Señala
con su índice enojado al estudiante para exigirle que apague y guarde el
celular de inmediato. Los mensajes los podés leer o mandar en el recreo, le
dice recordándole lo que unas cuantas veces discutieron y acordaron. Incluso
pregunta irónico si vieron el video que anda dando vueltas de la maestra china
que se pudre del molesto celular de un alumno y revienta el artefacto contra el
piso y le baila un malambo encima.
De
pronto una voz se alza desde el fondo y sostiene que no entiende bien por qué
tanto resquemor frente a los celulares, los correos electrónicos, los twits… Dice
que está cansado del remanido argumento de que las nuevas tecnologías, los
signitos, los ruidos y las palabras compactadas afectaban la práctica de la
escritura. ¿Acaso los más grandes artistas no fueron particularmente sagaces e
ingeniosos para apoderarse de las nuevas formas de la comunicación de sus
respectivas épocas? ¿Acaso deberíamos haberle prohibido a Oliverio Girondo
machacar varias palabras en una o sugerirle a Jimi Hendrix que la cortara con
eso de ensamblar ruidos eléctricos tan difíciles de seguir?
Lo
peor y sabia es la conclusión.
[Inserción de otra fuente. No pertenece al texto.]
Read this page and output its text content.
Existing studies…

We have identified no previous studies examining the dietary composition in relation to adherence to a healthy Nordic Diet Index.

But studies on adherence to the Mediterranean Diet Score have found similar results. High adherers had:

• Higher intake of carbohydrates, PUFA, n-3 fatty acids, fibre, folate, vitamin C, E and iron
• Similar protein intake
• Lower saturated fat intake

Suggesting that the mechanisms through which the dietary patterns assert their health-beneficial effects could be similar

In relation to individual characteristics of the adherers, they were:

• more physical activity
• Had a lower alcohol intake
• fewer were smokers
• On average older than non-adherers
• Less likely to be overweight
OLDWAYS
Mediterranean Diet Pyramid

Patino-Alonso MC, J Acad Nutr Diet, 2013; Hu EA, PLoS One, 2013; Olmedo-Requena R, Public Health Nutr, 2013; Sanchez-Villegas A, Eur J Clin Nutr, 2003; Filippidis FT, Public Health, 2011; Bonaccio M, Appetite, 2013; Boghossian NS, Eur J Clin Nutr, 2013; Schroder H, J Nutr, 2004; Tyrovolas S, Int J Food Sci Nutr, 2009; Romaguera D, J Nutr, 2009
El muchacho asegura que, en el fondo, los problemas
se suscitan porque en los colegios están pensando en capacitar gente para
rellenar planillas y escribir cartas comerciales. Ése sería el horizonte que se
esconde debajo de la pomposa cláusula “objetivos de lecto-escritura”.
¿Puede
una conversación distendida ser a la vez interesante y peligrosa? Claro que sí,
piensa el docente, y ésta sin duda lo es. Así que más vale hacerse cargo.